Although the certification form says that “Grindr is excited about its hybrid work model and in-person operations” that will “foster the inclusive culture and community we so deeply believe in,” employees are skeptical that this was the long-term plan the company claims it was and not the anti-union maneuvering it looks like.
“It's not even a well-drawn-out plan,” McGee told Vice. “They have not told us where the office in the Bay Area is going to be. If this was indeed planned for months as they're claiming, why isn't there a lease? They’ve sublet a WeWork space that I would wager, given the WeWork space that we have in New York, is not big enough for the entire product design team that they've told to move to California. So where do they expect us to be working?”
Employees at the queer dating app launched their union in part because of the company's CEO George Arison's prior backing of anti-LGBTQ+ politicians and because it would offer workers protections and allow for partnerships with local governments in the hopes of providing protections for queer Grindr users as well. This is especially important given the anti-LGBTQ+ bills that have been passed recently and the hundreds more that have been proposed in state legislatures across the country.
“I've been a proud member of the Grindr team for almost two years, and honored to enjoy the incredible vibrant queer culture we've built together,” Erick Cortez, knowledge specialist and member of Grindr United, told The Advocate last month. “Through our union we will preserve and expand the things we love about Grindr, like trans-inclusive health care and remote work options.”
McGee echoed this, pointing to trans people as being most at risk by forcing workers to move. “To tell me that I have two weeks to decide whether or not to uproot my family's life, for a job that won't come to the table and speak with me as an adult—it’s dehumanizing,” McGee said. “This is a very, very difficult time in the country right now for trans people. This is hard for anybody, but particularly for trans people. That they have to uproot themselves from where they have found safety and security and family is appallingly cruel. Telling us to move to cities where we don't have medical providers. It's appalling. I'm lost for words.”
In response to the return-to-work order, the union filed an unfair labor practice charge against Grindr for using this policy to retaliate against employees seeking to unionize.
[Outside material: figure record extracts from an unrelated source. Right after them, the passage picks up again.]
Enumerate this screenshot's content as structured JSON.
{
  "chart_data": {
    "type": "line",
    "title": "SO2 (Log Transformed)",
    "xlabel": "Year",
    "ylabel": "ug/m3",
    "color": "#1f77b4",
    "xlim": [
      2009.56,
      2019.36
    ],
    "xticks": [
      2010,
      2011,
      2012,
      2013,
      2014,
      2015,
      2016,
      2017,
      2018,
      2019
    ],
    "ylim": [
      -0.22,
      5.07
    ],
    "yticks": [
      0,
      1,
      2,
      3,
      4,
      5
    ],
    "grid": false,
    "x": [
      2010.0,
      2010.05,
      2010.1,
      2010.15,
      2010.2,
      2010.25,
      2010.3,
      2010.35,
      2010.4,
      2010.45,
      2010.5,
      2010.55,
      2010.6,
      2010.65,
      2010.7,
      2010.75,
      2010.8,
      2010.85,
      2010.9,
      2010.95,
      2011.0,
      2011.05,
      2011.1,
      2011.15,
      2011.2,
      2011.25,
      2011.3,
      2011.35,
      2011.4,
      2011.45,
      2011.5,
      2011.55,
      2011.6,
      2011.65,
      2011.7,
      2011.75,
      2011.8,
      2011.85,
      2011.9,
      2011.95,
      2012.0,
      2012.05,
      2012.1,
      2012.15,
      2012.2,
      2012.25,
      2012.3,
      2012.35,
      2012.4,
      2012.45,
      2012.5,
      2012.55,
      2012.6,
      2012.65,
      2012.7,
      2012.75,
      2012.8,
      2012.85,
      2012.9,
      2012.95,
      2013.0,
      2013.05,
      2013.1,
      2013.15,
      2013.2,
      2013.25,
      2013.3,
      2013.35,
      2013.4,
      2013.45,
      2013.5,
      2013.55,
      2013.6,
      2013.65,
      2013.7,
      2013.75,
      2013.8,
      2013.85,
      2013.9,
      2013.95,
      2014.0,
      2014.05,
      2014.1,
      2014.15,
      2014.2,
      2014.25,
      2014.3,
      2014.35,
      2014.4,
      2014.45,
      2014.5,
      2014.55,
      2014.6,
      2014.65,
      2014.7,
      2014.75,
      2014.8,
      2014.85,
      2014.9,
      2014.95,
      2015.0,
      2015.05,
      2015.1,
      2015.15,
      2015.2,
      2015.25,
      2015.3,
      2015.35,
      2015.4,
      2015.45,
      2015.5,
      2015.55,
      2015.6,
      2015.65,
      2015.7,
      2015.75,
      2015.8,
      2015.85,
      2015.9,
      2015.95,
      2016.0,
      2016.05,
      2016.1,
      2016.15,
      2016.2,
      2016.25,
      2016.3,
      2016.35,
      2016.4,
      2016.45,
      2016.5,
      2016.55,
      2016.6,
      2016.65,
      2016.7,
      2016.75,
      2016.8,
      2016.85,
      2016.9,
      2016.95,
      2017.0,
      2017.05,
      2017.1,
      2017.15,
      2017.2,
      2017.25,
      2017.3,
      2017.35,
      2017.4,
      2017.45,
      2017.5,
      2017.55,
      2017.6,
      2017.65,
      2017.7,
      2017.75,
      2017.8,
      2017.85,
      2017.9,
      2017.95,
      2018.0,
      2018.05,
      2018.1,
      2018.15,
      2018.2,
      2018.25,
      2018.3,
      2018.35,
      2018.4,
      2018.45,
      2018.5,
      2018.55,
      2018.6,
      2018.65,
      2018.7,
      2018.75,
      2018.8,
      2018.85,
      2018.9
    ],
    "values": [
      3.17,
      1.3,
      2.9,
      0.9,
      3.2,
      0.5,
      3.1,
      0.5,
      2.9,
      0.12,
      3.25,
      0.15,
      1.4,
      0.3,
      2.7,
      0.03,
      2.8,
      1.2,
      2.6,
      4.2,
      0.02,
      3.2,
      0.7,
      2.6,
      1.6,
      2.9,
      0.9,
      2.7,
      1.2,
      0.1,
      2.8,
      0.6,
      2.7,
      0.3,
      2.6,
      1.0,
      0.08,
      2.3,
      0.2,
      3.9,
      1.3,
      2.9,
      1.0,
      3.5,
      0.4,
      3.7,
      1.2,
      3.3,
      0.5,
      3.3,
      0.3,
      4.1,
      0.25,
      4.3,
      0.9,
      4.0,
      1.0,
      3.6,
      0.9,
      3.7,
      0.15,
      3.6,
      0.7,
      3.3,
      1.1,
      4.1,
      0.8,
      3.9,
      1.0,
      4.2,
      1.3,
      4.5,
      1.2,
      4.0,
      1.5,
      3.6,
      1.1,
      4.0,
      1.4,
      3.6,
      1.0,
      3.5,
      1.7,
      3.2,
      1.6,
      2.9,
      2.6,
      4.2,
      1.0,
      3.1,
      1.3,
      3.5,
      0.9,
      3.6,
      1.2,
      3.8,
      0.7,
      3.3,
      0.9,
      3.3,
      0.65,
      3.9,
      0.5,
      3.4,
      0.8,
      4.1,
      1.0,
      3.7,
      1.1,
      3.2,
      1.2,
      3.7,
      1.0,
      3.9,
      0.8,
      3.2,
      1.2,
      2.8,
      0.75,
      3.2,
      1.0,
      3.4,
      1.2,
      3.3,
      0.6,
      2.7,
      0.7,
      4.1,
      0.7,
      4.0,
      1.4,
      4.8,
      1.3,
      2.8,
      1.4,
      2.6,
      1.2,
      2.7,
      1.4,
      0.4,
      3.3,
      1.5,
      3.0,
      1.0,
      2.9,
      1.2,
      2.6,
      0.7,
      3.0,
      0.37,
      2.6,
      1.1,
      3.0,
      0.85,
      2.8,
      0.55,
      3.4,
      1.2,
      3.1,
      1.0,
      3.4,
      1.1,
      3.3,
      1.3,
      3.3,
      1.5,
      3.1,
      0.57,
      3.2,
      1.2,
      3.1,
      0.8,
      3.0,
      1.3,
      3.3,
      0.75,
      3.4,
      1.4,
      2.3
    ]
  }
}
McGee said that when they were trying to create Grindr United they asked for voluntary recognition — this allows an employer to recognize a union once the majority of workers have signed union cards — but the company “ghosted” them.
“We want a strong Grindr. We want a successful Grindr that works for all the people who use it as a welcoming place for the whole LGBTQ community,” McGee said. “And we want to build it together. There's still time to do the right thing. All they have to do is say yes, and it would be that easy.”